Cynics may see it as an obligatory marching to the head of a parade that's already been formed, but whatever your take, there was Gov. Andrew M. Cuomo at City Hall, titular head of the state Democratic Party, arriving for the concession of his former campaign chairman Bill Thompson in the mayoral primary.

Cuomo praised Bill de Blasio, who stood with him and Thompson, along with Thompson supporters who have rallied behind the public advocate. Cuomo, who was keeping the lowest of profiles during the primary campaign, was one of a number of Democrats who retroactively called Thompson's decision the right one. The gaggle on the steps to the hall included Rep. Charles Rangel -- who later said he regretted not counting every vote as a matter of principle -- and UFT president Michael Mulgrew, former UFT president Randi Weingarten, and numerous elected officials.

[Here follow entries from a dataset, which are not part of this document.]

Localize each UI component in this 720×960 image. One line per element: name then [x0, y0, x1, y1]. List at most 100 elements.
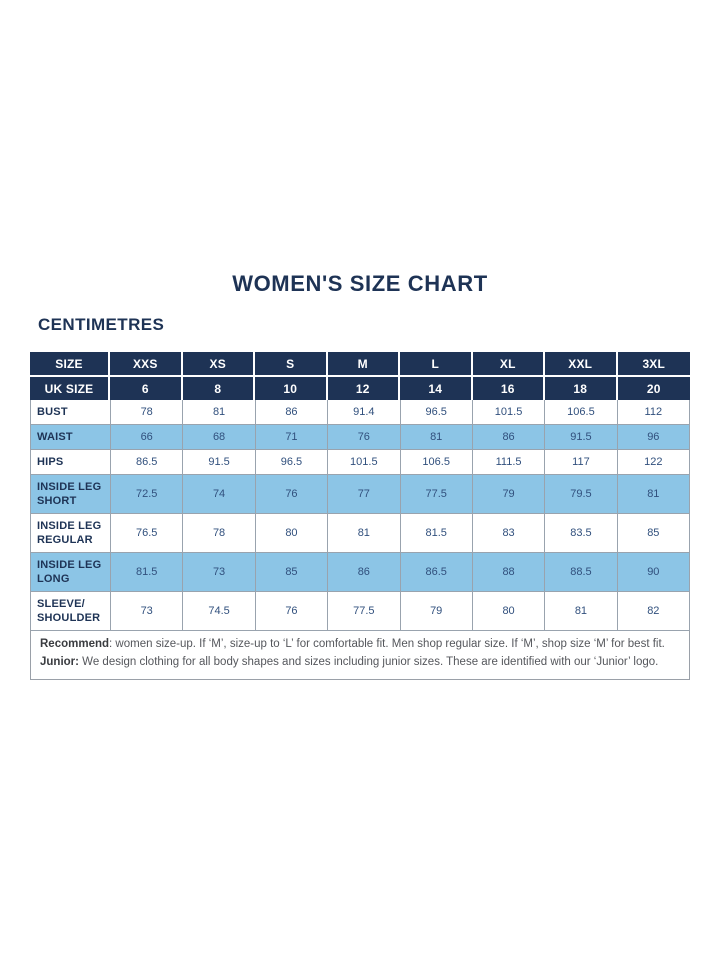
header-row-label: SIZE [30, 352, 110, 377]
measurement-cell: 66 [111, 425, 184, 450]
column-header: 20 [617, 377, 690, 400]
units-label: CENTIMETRES [38, 315, 165, 334]
measurement-cell: 91.5 [183, 450, 256, 475]
table-row: INSIDE LEG LONG 81.5 73 85 86 86.5 88 88.5 90 [31, 553, 690, 592]
measurement-cell: 81 [545, 592, 618, 631]
table-row: INSIDE LEG SHORT 72.5 74 76 77 77.5 79 79.5 81 [31, 475, 690, 514]
row-label: WAIST [31, 425, 111, 450]
column-header: 10 [255, 377, 328, 400]
measurement-cell: 77 [328, 475, 401, 514]
column-header: 12 [327, 377, 400, 400]
table-row: HIPS 86.5 91.5 96.5 101.5 106.5 111.5 117 122 [31, 450, 690, 475]
measurement-cell: 112 [617, 400, 690, 425]
column-header: XS [182, 352, 255, 377]
measurement-cell: 80 [255, 514, 329, 553]
measurement-cell: 96.5 [400, 400, 473, 425]
measurement-cell: 85 [617, 514, 690, 553]
page-title: WOMEN'S SIZE CHART [232, 271, 488, 296]
footer-junior-text: We design clothing for all body shapes a… [78, 655, 659, 668]
measurement-cell: 111.5 [472, 450, 546, 475]
size-table-header: SIZE XXS XS S M L XL XXL 3XL UK SIZE 6 8 10 12 14 16 18 2… [30, 352, 690, 400]
measurement-cell: 78 [111, 400, 184, 425]
column-header: S [255, 352, 328, 377]
measurement-cell: 86 [255, 400, 329, 425]
size-table-body: BUST 78 81 86 91.4 96.5 101.5 106.5 112 WAIST 66 68… [30, 400, 690, 631]
measurement-cell: 83.5 [545, 514, 618, 553]
measurement-cell: 68 [183, 425, 256, 450]
measurement-cell: 76 [255, 592, 329, 631]
measurement-cell: 122 [617, 450, 690, 475]
header-row: SIZE XXS XS S M L XL XXL 3XL [30, 352, 690, 377]
header-row: UK SIZE 6 8 10 12 14 16 18 20 [30, 377, 690, 400]
measurement-cell: 73 [183, 553, 256, 592]
measurement-cell: 85 [255, 553, 329, 592]
row-label: INSIDE LEG LONG [31, 553, 111, 592]
measurement-cell: 86 [472, 425, 546, 450]
measurement-cell: 96 [617, 425, 690, 450]
measurement-cell: 78 [183, 514, 256, 553]
row-label: BUST [31, 400, 111, 425]
size-table: SIZE XXS XS S M L XL XXL 3XL UK SIZE 6 8 10 12 14 16 18 2… [30, 352, 690, 680]
measurement-cell: 91.4 [328, 400, 401, 425]
table-row: SLEEVE/​SHOULDER 73 74.5 76 77.5 79 80 81 82 [31, 592, 690, 631]
measurement-cell: 106.5 [400, 450, 473, 475]
measurement-cell: 76 [255, 475, 329, 514]
table-row: INSIDE LEG REGULAR 76.5 78 80 81 81.5 83 83.5 85 [31, 514, 690, 553]
measurement-cell: 74 [183, 475, 256, 514]
header-row-label: UK SIZE [30, 377, 110, 400]
measurement-cell: 86 [328, 553, 401, 592]
measurement-cell: 106.5 [545, 400, 618, 425]
measurement-cell: 86.5 [111, 450, 184, 475]
measurement-cell: 81 [400, 425, 473, 450]
footer-recommend-label: Recommend [40, 638, 110, 650]
column-header: 3XL [617, 352, 690, 377]
footer-line-junior: Junior: We design clothing for all body … [40, 654, 680, 672]
footer-line-recommend: Recommend: women size-up. If ‘M’, size-u… [40, 636, 680, 654]
measurement-cell: 86.5 [400, 553, 473, 592]
row-label: INSIDE LEG SHORT [31, 475, 111, 514]
row-label: INSIDE LEG REGULAR [31, 514, 111, 553]
column-header: 18 [545, 377, 618, 400]
measurement-cell: 88 [472, 553, 546, 592]
measurement-cell: 72.5 [111, 475, 184, 514]
measurement-cell: 96.5 [255, 450, 329, 475]
measurement-cell: 71 [255, 425, 329, 450]
column-header: 6 [110, 377, 183, 400]
measurement-cell: 73 [111, 592, 184, 631]
footer-junior-label: Junior: [40, 655, 79, 668]
measurement-cell: 101.5 [328, 450, 401, 475]
column-header: XXS [110, 352, 183, 377]
table-row: WAIST 66 68 71 76 81 86 91.5 96 [31, 425, 690, 450]
column-header: 16 [472, 377, 545, 400]
measurement-cell: 79 [472, 475, 546, 514]
table-row: BUST 78 81 86 91.4 96.5 101.5 106.5 112 [31, 400, 690, 425]
column-header: 14 [400, 377, 473, 400]
measurement-cell: 79.5 [545, 475, 618, 514]
measurement-cell: 83 [472, 514, 546, 553]
measurement-cell: 80 [472, 592, 546, 631]
measurement-cell: 82 [617, 592, 690, 631]
column-header: 8 [182, 377, 255, 400]
row-label: HIPS [31, 450, 111, 475]
measurement-cell: 79 [400, 592, 473, 631]
measurement-cell: 81 [328, 514, 401, 553]
row-label: SLEEVE/​SHOULDER [31, 592, 111, 631]
column-header: XXL [545, 352, 618, 377]
measurement-cell: 101.5 [472, 400, 546, 425]
column-header: M [327, 352, 400, 377]
measurement-cell: 74.5 [183, 592, 256, 631]
measurement-cell: 76 [328, 425, 401, 450]
measurement-cell: 81 [183, 400, 256, 425]
measurement-cell: 77.5 [400, 475, 473, 514]
measurement-cell: 81 [617, 475, 690, 514]
measurement-cell: 81.5 [400, 514, 473, 553]
measurement-cell: 77.5 [328, 592, 401, 631]
measurement-cell: 76.5 [111, 514, 184, 553]
measurement-cell: 117 [545, 450, 618, 475]
measurement-cell: 90 [617, 553, 690, 592]
footer-note: Recommend: women size-up. If ‘M’, size-u… [30, 630, 690, 680]
measurement-cell: 88.5 [545, 553, 618, 592]
measurement-cell: 81.5 [111, 553, 184, 592]
column-header: L [400, 352, 473, 377]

On Friday, Cuomo said of de Blasio's "tax-the-rich" proposal for schools that he'd wait until after the campaign "bumper sticker" sayings to see what the "real plans" were.

While there Cuomo also congratulated Scott Stringer, who won the comptroller's primary against former Gov. Eliot Spitzer. Cuomo didn't mention Spitzer by name but said Stringer prevailed despite having been outspent two-to-one.

De Blasio faces Republican Joe Lhota, former MTA chairman, in the general election Nov. 5. Cuomo said as he departed his full-throated endorsement of de Blasio was "not to take anything away from Joe Lhota. I've worked with him. He is a great professional." The potential for Democratic divisiveness is thus minimized, at least for the moment, after 20 years of Republican mayors in the city. But one party elder, Assemb. Denny Farrell, noted that it is impossible to predict what may be ahead.